BLOWING ROCK — Like attractions and hospitality-oriented businesses everywhere around the world in 2020, surviving the pandemic proved a challenge. That included the challenges facing theme parks such as Tweetsie Railroad, which reopened to the public on April 2.
“The hardest thing we have ever done is to tell employees they can’t come to work and close our doors,” said Cathy Robbins, who with her husband, Chris, are the owner-operators of the popular, family-oriented, heritage railroad and Wild West amusement park.
Now with 2020 in the rearview mirror and the park reopening, Robbins said that many of their employees have returned, anxious to provide guests with the same fun experiences offered in the past — with some health and safety protocols.
“With a couple of hundred acres, it’s not hard to achieve social distancing,” Robbins pointed out. “The biggest hurdle has been the train, which of course is the centerpiece of the attraction. We have had to put limits on the occupancy of the train.”
While the 3-mile train ride serves as the main attraction, there is plenty more to do in the park. It is one of those places where kids and adults alike let their imaginations run wild while discovering fun in its many Tweetsie dimensions.
There are “country fair” rides, such as a Ferris wheel, tilt-a-whirl, merry-go-round and a chair lift to Miner’s Mountain. Young boys and girls will thrill at taking the “controls” of a biplane or helicopter. Then there is the test of G-force stamina with Round-Up. Be swept away by a tornado. Learn about the force of gravity with Freefall. Cruise around the Turnpike.
Up on Miner’s Mountain, you may not find real gold, but you can enjoy the miniature Mouse Mine Train for a tour of North America’s only “Cheese Mine.” Then twirl, twist on Tweetsie Twister.
Don’t let the name, “Deer Park Zoo” fool you, as there are species other that bucks and does. Visitors have the chance to meet an African pygmy goat, a European fallow deer, a Nubian goat, a llama, an emu, a burro, miniature horses, micro-mini donkeys, Olde English Babydoll Southdown sheep and yellow-bellied and red-eared slider turtles. There is a whole world of animal species out there besides dogs, cats and goldfish, and the kids will be amazed at what they find at Tweetsie.
Robbins explained that the live entertainment acts and dining facilities are all open air, so social distancing is a breeze. Along the train ride, there are action-packed scenes with the good guys vs. the bad guys.
Diamond Lil’s Can-Can Revue is a colorful, live show in Tweetsie Palace, where a Magic Show is sure to spark a child’s curiosity. There’s other interactive live entertainment, as well as the Tweetsie Railroad Country Clogging Jamboree.

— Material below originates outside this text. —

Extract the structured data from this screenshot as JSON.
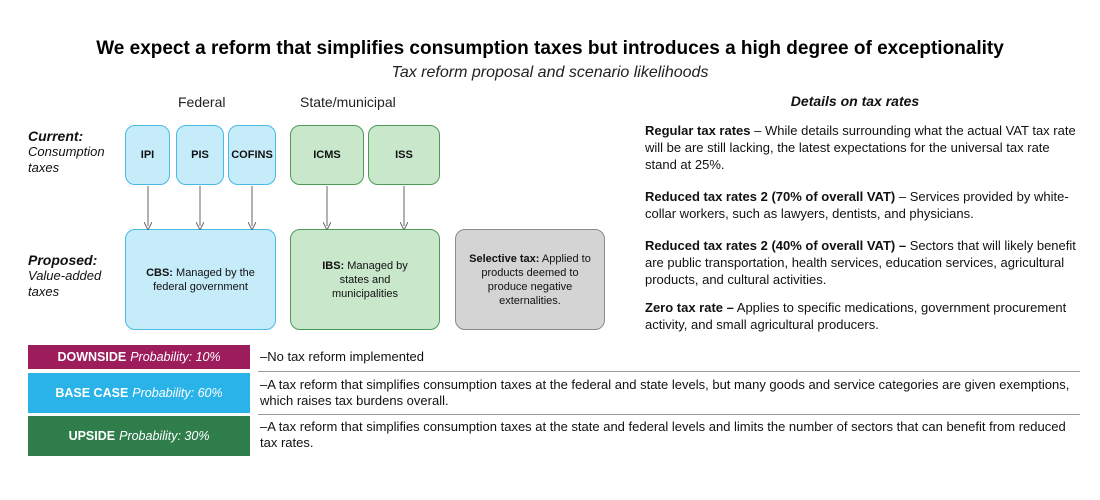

“It was a challenging year for the business,” Robbins said, “although we did get to open for Christmas. Certainly, you take a financial hit when the business can’t open its doors. The federal Paycheck Protection Program, or PPP loans were a big help in terms of being able to reopen and in keeping at least some of our people employed.”
Robbins said the staff at Tweetsie are now putting all of the previous challenges behind them and looking toward the future.
“We are looking at 2021 and beyond with a lot of optimism,” Robbins said. “The state of North Carolina has done a good job of getting people vaccinated. We are hoping that with more people getting vaccinated that they will open more of the state, including entertainment facilities.”
Robbins said there is much about Tweetsie Railroad that is “good old fashioned family fun.”
“The state has done a good job getting people vaccinated and as even more people do, things should open up more,” Robbins said. “The mandates require us to take reservations. Because of the social distancing requirements, we are limited to about 140 riders on each train.”
Opening weekend at tweetsie welcomed the Easter Bunny at the park, and Thomas the Train is arriving in June. The always popular frisbee dogs will be coming in July. Robbins added that Tweetsie plans on hosting July 4 fireworks, but the event may be a little different.
“Of course, a lot of people are in their cars, anyhow,” Robbins said.
Railroad Heritage Weekend will come in late August, then the crowd favorite Ghost Train will return when Halloween nears.
“There is always a lot going on at Tweetsie,” said Robbins, “and we are really pleased to be able for people to enjoy the experience again.”